I have developed very bad eyesight and can hardly see to type on this iPad. I have increased the font as large as I can. I can no longer read books (my favourite hobby) and although I can see the TV it's very blurry. I mentioned it to the GP and he said that chronic illness, tiredness and anaemia can cause this. Has any one else got this problem? I was concerned that the nerves to my eyes were being effected by my neuro condition. I have an eye test scheduled for Monday but my spectacle prescription was only renewed about 7 months ago. Here's hoping its just age related. ;)



slip up 2 Fri Jul 5, 2013 10:56 PM


Your library has a Disability Dept. with audio books.

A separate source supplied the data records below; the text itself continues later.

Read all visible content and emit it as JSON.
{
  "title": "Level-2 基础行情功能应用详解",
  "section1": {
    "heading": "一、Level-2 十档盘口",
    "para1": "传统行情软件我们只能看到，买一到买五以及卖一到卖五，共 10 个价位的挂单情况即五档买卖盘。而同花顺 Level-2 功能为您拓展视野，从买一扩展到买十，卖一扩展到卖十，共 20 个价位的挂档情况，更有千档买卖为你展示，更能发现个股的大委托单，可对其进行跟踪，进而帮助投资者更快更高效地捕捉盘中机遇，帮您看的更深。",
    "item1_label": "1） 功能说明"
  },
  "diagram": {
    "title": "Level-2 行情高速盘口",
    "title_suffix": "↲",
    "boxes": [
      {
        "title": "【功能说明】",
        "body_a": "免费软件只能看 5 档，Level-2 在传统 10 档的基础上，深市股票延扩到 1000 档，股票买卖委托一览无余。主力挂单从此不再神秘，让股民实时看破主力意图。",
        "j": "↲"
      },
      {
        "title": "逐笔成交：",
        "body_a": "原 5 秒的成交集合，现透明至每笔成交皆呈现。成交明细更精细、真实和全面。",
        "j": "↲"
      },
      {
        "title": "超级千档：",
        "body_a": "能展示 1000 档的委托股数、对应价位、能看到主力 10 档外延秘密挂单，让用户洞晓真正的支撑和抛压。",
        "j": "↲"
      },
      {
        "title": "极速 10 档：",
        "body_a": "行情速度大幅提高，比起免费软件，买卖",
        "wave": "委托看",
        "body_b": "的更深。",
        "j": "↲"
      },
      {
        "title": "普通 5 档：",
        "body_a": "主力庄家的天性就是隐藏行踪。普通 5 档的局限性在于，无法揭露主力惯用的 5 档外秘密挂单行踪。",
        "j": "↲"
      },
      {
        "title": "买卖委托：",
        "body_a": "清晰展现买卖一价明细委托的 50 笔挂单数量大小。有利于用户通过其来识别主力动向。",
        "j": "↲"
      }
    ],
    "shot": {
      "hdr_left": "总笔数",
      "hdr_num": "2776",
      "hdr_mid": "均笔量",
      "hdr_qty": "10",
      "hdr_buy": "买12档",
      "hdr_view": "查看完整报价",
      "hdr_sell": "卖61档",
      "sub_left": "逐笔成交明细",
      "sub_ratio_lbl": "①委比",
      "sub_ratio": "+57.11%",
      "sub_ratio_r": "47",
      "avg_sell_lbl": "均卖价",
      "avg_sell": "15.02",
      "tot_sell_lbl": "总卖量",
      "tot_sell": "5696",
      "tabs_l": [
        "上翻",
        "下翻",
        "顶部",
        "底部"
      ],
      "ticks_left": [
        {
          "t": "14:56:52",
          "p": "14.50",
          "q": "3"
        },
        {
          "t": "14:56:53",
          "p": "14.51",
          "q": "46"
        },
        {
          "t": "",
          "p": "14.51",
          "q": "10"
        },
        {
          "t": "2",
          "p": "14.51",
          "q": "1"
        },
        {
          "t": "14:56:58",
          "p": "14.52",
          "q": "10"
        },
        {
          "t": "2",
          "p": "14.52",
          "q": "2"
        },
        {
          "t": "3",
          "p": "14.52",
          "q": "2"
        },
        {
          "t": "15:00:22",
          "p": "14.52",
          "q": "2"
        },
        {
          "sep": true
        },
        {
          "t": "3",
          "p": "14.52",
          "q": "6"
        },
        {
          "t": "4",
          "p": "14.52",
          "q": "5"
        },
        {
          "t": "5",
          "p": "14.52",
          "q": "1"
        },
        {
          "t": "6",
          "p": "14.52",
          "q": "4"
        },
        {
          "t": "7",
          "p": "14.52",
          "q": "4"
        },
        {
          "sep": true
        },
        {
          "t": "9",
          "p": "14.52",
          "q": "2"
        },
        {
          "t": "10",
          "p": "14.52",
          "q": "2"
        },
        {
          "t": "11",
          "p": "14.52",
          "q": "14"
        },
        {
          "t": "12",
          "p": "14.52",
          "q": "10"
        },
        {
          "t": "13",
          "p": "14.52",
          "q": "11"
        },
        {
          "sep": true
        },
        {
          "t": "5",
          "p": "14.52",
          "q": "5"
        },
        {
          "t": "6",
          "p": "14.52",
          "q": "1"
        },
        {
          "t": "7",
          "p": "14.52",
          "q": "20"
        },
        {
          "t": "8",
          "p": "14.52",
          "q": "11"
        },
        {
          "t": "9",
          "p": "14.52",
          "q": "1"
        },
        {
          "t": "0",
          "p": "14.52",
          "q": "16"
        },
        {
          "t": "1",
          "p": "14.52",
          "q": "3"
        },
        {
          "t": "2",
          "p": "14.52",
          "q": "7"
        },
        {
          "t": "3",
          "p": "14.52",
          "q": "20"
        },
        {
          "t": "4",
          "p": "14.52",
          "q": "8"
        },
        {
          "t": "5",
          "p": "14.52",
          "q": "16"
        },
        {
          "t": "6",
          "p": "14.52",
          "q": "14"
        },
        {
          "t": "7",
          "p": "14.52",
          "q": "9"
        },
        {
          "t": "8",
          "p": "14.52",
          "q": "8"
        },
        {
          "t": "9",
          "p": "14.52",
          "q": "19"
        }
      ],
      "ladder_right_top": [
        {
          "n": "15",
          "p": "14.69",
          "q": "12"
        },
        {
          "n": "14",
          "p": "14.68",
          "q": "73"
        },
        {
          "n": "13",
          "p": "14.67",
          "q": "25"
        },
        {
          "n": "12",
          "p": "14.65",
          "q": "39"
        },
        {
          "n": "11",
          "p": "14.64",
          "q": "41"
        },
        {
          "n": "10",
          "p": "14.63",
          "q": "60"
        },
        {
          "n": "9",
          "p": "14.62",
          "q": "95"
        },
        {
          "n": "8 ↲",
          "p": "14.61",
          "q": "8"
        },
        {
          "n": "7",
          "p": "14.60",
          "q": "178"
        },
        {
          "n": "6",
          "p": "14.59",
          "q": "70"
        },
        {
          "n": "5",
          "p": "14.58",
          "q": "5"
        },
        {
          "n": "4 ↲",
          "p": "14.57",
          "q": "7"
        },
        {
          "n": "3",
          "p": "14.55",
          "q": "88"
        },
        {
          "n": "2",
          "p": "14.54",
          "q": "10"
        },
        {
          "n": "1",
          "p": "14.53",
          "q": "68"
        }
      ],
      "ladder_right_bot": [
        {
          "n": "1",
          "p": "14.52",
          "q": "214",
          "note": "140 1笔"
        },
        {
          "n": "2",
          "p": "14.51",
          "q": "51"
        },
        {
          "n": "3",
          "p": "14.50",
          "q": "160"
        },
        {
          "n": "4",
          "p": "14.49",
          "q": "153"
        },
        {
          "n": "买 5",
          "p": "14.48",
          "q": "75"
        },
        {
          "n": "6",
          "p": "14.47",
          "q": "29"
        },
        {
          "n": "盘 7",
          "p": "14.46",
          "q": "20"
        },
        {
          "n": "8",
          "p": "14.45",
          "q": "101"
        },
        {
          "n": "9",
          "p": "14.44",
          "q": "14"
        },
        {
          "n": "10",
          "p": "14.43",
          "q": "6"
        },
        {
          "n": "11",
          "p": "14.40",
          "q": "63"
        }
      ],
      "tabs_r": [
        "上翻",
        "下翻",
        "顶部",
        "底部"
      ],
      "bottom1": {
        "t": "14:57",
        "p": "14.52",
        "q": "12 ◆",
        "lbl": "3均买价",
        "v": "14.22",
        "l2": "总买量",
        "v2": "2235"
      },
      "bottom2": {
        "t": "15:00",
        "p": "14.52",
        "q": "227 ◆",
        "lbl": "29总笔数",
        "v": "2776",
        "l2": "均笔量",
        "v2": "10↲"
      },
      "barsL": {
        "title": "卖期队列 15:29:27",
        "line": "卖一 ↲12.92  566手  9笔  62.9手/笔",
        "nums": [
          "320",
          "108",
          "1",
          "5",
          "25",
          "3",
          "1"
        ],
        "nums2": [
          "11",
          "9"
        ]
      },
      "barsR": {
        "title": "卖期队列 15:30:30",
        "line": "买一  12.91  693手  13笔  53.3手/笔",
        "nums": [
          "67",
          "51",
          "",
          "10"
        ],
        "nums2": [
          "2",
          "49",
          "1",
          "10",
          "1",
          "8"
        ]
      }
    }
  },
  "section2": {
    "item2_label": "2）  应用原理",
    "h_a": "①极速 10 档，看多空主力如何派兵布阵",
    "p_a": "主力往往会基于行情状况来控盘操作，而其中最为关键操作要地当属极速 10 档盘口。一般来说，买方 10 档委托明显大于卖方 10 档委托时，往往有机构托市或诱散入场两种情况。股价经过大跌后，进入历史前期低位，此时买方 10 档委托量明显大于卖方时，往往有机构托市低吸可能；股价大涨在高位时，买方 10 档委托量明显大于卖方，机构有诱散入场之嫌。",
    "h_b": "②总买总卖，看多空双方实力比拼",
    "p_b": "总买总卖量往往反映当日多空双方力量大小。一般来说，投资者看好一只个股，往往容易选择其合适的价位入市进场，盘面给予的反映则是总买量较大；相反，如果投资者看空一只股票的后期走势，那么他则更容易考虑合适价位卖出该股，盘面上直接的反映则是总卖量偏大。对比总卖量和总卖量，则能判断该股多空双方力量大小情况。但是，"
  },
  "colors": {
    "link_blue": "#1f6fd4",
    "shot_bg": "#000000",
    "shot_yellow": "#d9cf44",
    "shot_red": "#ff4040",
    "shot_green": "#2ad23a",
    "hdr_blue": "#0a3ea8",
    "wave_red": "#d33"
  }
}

When my husband was dying, there were a few infections....his lungs filled with fluid and his heart failed.... he was never afraid of death....he always had a smile or a kiss for me...i truly believe when one is ready something takes over and one is at peace....i remember my Grannie telling me one day i am tired i am ready, i was in my 30's at the time, she must have told me for a reason, she taught me so many things, that was one of the best lessons of life for me.... of course we always wait for a magic cure and because of everyone here there will be....

On to the audio books, i would fly down & collect them for you, it is just around the corner eh.....


esract Sun Jul 7, 2013 02:14 PM

raising neutrophils
Hi Chirley,
Do you live outside the U.S.? I ask because the hemoglobin numbers don't correlate with the numbers I'm used to, like currently, my HgB is 6.5. I will get another transfusion in 2 days, but sadly, they don't seem to work very well anymore. About the neuts............I raised mine on several occasions by taking no-flush niacin, a B vitamin. There's a medical paper from a doctor in Germany that explained how this works. 2 weeks ago, my neuts were 0, now they're 222,000. Make sure you get the NO-FLUSH niacin so you don't get any reactions, like flushing. I take double the recommended dose. If you want the paper from Germany, I'll try to find it.